Preparing Communities for Coral Bleaching and Disease in Fiji

Rainbow Reef, Fiji. Photo © Dave Finne, Flickr

Yashika Nand

A Reef Resilience Network Manager’s Story


Fiji’s Locally Managed Marine Area Network

Fiji encompasses one of the most extensive coral reef systems in the southwest Pacific, home to a vast array of reef structures that account for almost 4 percent of the world’s total reef area. Famous oceanographic explorer Jean-Michel Cousteau coined Fiji the “soft coral capital of the world” due to the region’s abundance of coral diversity and marine life. To protect Fiji’s coastal treasures, local communities and nongovernmental organizations have worked together to establish a network of locally managed marine protected areas (MPAs) in Fiji.

Meet the Manager

Yashika Nand.

Yashika Nand. Photo © Yashika Nand

After the designation of Fiji’s Locally Managed Marine Area (FLMMA) network, Yashika Nand, then a Marine Scientist for the Wildlife Conservation Society Fiji, began working with FLMMA partners and community representatives to integrate resilience concepts into management plans to minimize the impacts of climate change on reef ecosystems and help them to thrive in the future. While developing this program for the FLMMA network, the team recognized the need for additional information on resilience principles and adaptive management before launching the Fiji Reef Resilience Program.

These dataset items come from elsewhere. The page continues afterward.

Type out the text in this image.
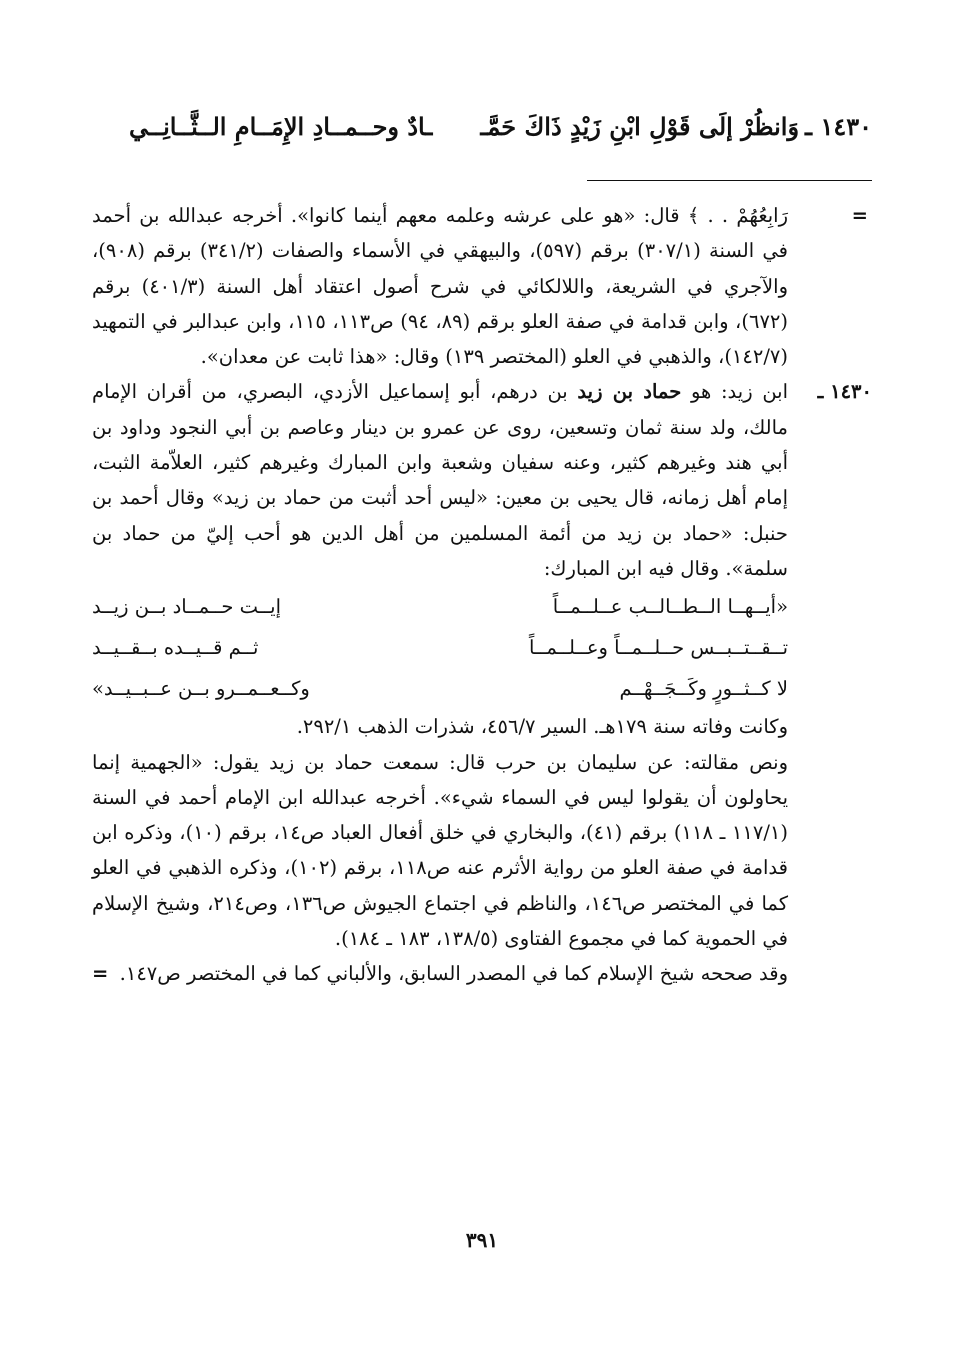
١٤٣٠ ـ
وَانظُرْ إلَى قَوْلِ ابْنِ زَيْدٍ ذَاكَ حَمَّـ
ـادٌ وحــمــادِ الإِمَــامِ الــثَّــانِــي

=
رَابِعُهُمْ . . ﴾ قال: «هو على عرشه وعلمه معهم أينما كانوا». أخرجه عبدالله بن أحمد في السنة (٣٠٧/١) برقم (٥٩٧)، والبيهقي في الأسماء والصفات (٣٤١/٢) برقم (٩٠٨)، والآجري في الشريعة، واللالكائي في شرح أصول اعتقاد أهل السنة (٤٠١/٣) برقم (٦٧٢)، وابن قدامة في صفة العلو برقم (٨٩، ٩٤) ص١١٣، ١١٥، وابن عبدالبر في التمهيد (١٤٢/٧)، والذهبي في العلو (المختصر ١٣٩) وقال: «هذا ثابت عن معدان».

١٤٣٠ ـ
ابن زيد: هو حماد بن زيد بن درهم، أبو إسماعيل الأزدي، البصري، من أقران الإمام مالك، ولد سنة ثمان وتسعين، روى عن عمرو بن دينار وعاصم بن أبي النجود وداود بن أبي هند وغيرهم كثير، وعنه سفيان وشعبة وابن المبارك وغيرهم كثير، العلاّمة الثبت، إمام أهل زمانه، قال يحيى بن معين: «ليس أحد أثبت من حماد بن زيد» وقال أحمد بن حنبل: «حماد بن زيد من أئمة المسلمين من أهل الدين هو أحب إليّ من حماد بن سلمة». وقال فيه ابن المبارك:

«أيــهــا الــطــالــب عــلــمــاً
إيــت حــمــاد بــن زيــد
تــقــتــبــس حــلــمــاً وعــلــمــاً
ثــم قــيــده بــقــيــد
لا كــثــورٍ وكَــجَــهْــم
وكــعــمــرو بــن عــبــيــد»

وكانت وفاته سنة ١٧٩هـ. السير ٤٥٦/٧، شذرات الذهب ٢٩٢/١.

ونص مقالته: عن سليمان بن حرب قال: سمعت حماد بن زيد يقول: «الجهمية إنما يحاولون أن يقولوا ليس في السماء شيء». أخرجه عبدالله ابن الإمام أحمد في السنة (١١٧/١ ـ ١١٨) برقم (٤١)، والبخاري في خلق أفعال العباد ص١٤، برقم (١٠)، وذكره ابن قدامة في صفة العلو من رواية الأثرم عنه ص١١٨، برقم (١٠٢)، وذكره الذهبي في العلو كما في المختصر ص١٤٦، والناظم في اجتماع الجيوش ص١٣٦، وص٢١٤، وشيخ الإسلام في الحموية كما في مجموع الفتاوى (١٣٨/٥، ١٨٣ ـ ١٨٤).

وقد صححه شيخ الإسلام كما في المصدر السابق، والألباني كما في المختصر ص١٤٧.
=

٣٩١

Reef Resilience Network Support

Participants from the Reef Resilience Training of Trainers Workshop in Palau

Participants from the Reef Resilience Training of Trainers Workshop in Palau. Photo © Reef Resilience Network

Yashika participated in a Reef Resilience Network (the Network) Training of Trainers (TOT) course to expand her understanding of reef resilience principles and management techniques to aid in the development of the Fiji Reef Resilience Program. The TOT course consisted of a four-month online course mentored by global and regional experts, followed by a week-long, in-person workshop in Palau. During the TOT course, Yashika learned about resilient MPA network design, coral disease, and how to develop a bleaching response plan. She also received guidance on the design of the Fiji Reef Resilience Program and acquired valuable information about conducting resilience workshops for FLMMA community representatives. Yashika left the TOT course equipped with new information and resources and a plan to host a workshop for FLMMA partners and community representatives.

After the training, I was able to apply many of the skills I learned from the Reef Resilience Network and hosted a two-day workshop to share resilience concepts with community representatives who help manage the FLMMA. I used information directly from the Network course for my presentations.”


Success and Next Steps

After the TOT course, Yashika and her team incorporated new information and resources into the Fiji Reef Resilience Program and hosted a two-day workshop for FLMMA partners and community representatives to introduce them to resilience principles and coral disease, train managers in adaptive management, and develop bleaching response plans. Four community representatives who attended the workshop developed and implemented bleaching response plans for their districts. The workshop also sparked a movement among FLMMA managers to incorporate resilience into management and apply more adaptive management strategies. After the workshop, participants shared information with managers from other districts who were unable to attend, hosting additional trainings based on the information they learned. FLMMA and its partners currently work with communities across Fiji to develop management plans that incorporate resilience principles aimed to increase ecosystem and community resilience to climate change and associated disturbances, such as more frequent flooding and severe cyclones.

Another important outcome of the workshop happened during Yashika’s presentation, when managers recognized coral disease and realized it was present on their reefs. They became concerned and wanted to learn more about the causes of coral disease in Fiji and how to address them.

Before the Reef Resilience Network course, we didn’t know how important coral disease was. I understood the concept much better after the course and was confident to talk about it with a larger group. After I presented on coral disease during our workshops in Fiji, there was a new awareness and a lot of concern about diseases on our reefs in Fiji.”


Due to the lack of information on coral diseases in Fiji, Yashika was inspired to go back to school to learn about coral disease to help guide local management strategies. In 2020, Yashika graduated with a master’s degree from the University of the South Pacific focusing on coral disease research in Fiji. Since graduating, Yashika has been helping other Pacific Island partners identify coral disease on their reefs and guiding them on reef management. Yashika has also been working with resorts in Fiji to develop coral disease monitoring frameworks and has incorporated reef resilience concepts into every community-based management workshop she has supported since the TOT training. In her new role at the Australian Institute of Marine Science, Yashika hopes to incorporate coral disease surveys into an open-access platform designed to collate and analyze reef monitoring data—so that managers can perform coral surveys and get almost immediate results. Access to this data will help managers develop and update more effective coral reef management strategies.